What EU renegotiations mean for businesses

David Cameron’s 10 November speech on the UK’s renegotiation set out four areas of reform.

David Cameron’s 10 November speech on the UK’s renegotiation of European Union membership set out four areas for reform. What do these mean for businesses and organisations seeking to influence the agenda:

Main points of the Prime Minister’s renegotiation demands

  1. Economic governance
  • Increased recognition that the EU has more than one currency
  • No discrimination and no disadvantage for any business on the basis of their country’s currency
  • The protection of the Single Market’s integrity
  • Any decision/changes made with the Eurozone should be voluntary for non-Euro countries
  • Taxpayers in non-Euro countries should never be financially liable for actions that support the Eurozone as a currency
  • Financial stability and supervision must become key areas of competence for national institutions
  • Any issues that affect all Member States must be discussed and decided by all Member States
  1. Competitiveness
  • Scaling back unnecessary regulation and relieving existing regulation
  • EU should do more to fulfil its commitment to free flow of capital, goods and services
  • A clearer, long-term commitment to boost the competitiveness of the EU
  1. Sovereignty
  • End Britain’s obligation under the Treaty to work towards an “ever closer union”
  • Empower the national parliaments through a new arrangement where groups of national parliaments can collectively halt unwanted legislative proposals
  • See the full implementation of the EU’s commitments to subsidiarity
  • Confirmation on the respect of EU institutions for the JHA Protocols in any future proposals, which set out EU Justice and Home Affairs, in particular to preserve the UK’s ability to decide whether it wishes to participate in the adoption and application of proposed measures or not. It isreferring here particularly to the scrapping of the Human Rights Act and introducing a British Bill of Rights
  1. Immigration
  • Greater control for the UK to control arrivals from within the EU as well as outside
  • Free movement should not apply to new members until their economies have converged more closely with existing Member States
  • Abuse of free movement should be tackled by implementing tougher and longer re-entry bans, stronger powers to deport criminals, and limit access to social benefits for EU immigrants for four years

For British businesses, particularly SMEs, the areas of renegotiation set forward by Cameron reads as sound and greatly beneficial for their prosperity – especially as it addresses some prominent areas of concern. Yet, for businesses operating across Europe, if not globally, there may be a number of questions that spark concern.

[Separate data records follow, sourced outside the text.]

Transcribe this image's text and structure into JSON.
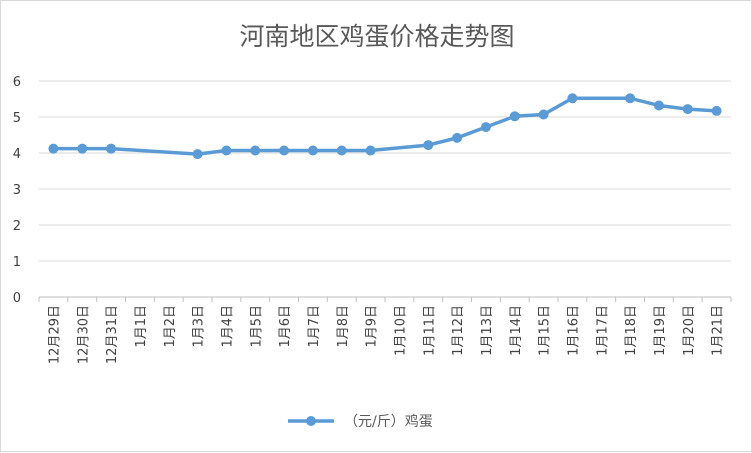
{
  "chart_data": {
    "type": "line",
    "title": "河南地区鸡蛋价格走势图",
    "categories": [
      "12月29日",
      "12月30日",
      "12月31日",
      "1月1日",
      "1月2日",
      "1月3日",
      "1月4日",
      "1月5日",
      "1月6日",
      "1月7日",
      "1月8日",
      "1月9日",
      "1月10日",
      "1月11日",
      "1月12日",
      "1月13日",
      "1月14日",
      "1月15日",
      "1月16日",
      "1月17日",
      "1月18日",
      "1月19日",
      "1月20日",
      "1月21日"
    ],
    "series": [
      {
        "name": "（元/斤）鸡蛋",
        "color": "#5b9bd5",
        "values": [
          4.12,
          4.12,
          4.12,
          null,
          null,
          3.97,
          4.07,
          4.07,
          4.07,
          4.07,
          4.07,
          4.07,
          null,
          4.22,
          4.42,
          4.72,
          5.02,
          5.07,
          5.52,
          null,
          5.52,
          5.32,
          5.22,
          5.17
        ]
      }
    ],
    "yticks": [
      "0",
      "1",
      "2",
      "3",
      "4",
      "5",
      "6"
    ],
    "ylim": [
      0,
      6
    ],
    "grid": true,
    "legend_position": "bottom"
  }
}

First, the restriction of freedom of movement can carry some impact for businesses. While Cameron argued for the continued support for freedom of capital, skills and services, it was clearly marked that immigration from both within and outside the EU needs to be restricted. Companies operating in multiple countries could find themselves facing a challenge. Certain sectors rely on the ease with which labour is gained through the Treaty and a change in immigration regulation could have an impact on their business model. This will undoubtedly be one of the most challenging aspects of the British renegotiation.

Second, the support of Member States on the rejection of the Human Rights Act in favour of a British Bill of Rights could potentially be one of the most radical proposals set forth in the renegotiation process. Cameron stated that “We will reform our relationship with the ECHR by scrapping Labour’s Human Rights Act and introducing a new British Bill of Rights”. The policy is controversial enough within British borders but it sends an equally challenging signal across Europe for Britain to argue for a separate legal process determining basic human rights. How this could impact prior and future rulings and definitions on rights and offences against human rights will profoundly shape the operations of UK business.

Third, the economic arguments are specifically put forward by Cameron to alleviate the bureaucratic burden experienced by many British companies when dealing with EU regulations. On the face of it the renegotiation should mean it will be easier for UK business to expand within the EU, should the Member States agree that there ought to be no special treatment based on currency. That in principle should be an easy argument to make. However, the degree to which Britain would be able to successfully argue an essentially pick ‘n mix of decisions made by Eurozone countries could be more problematic.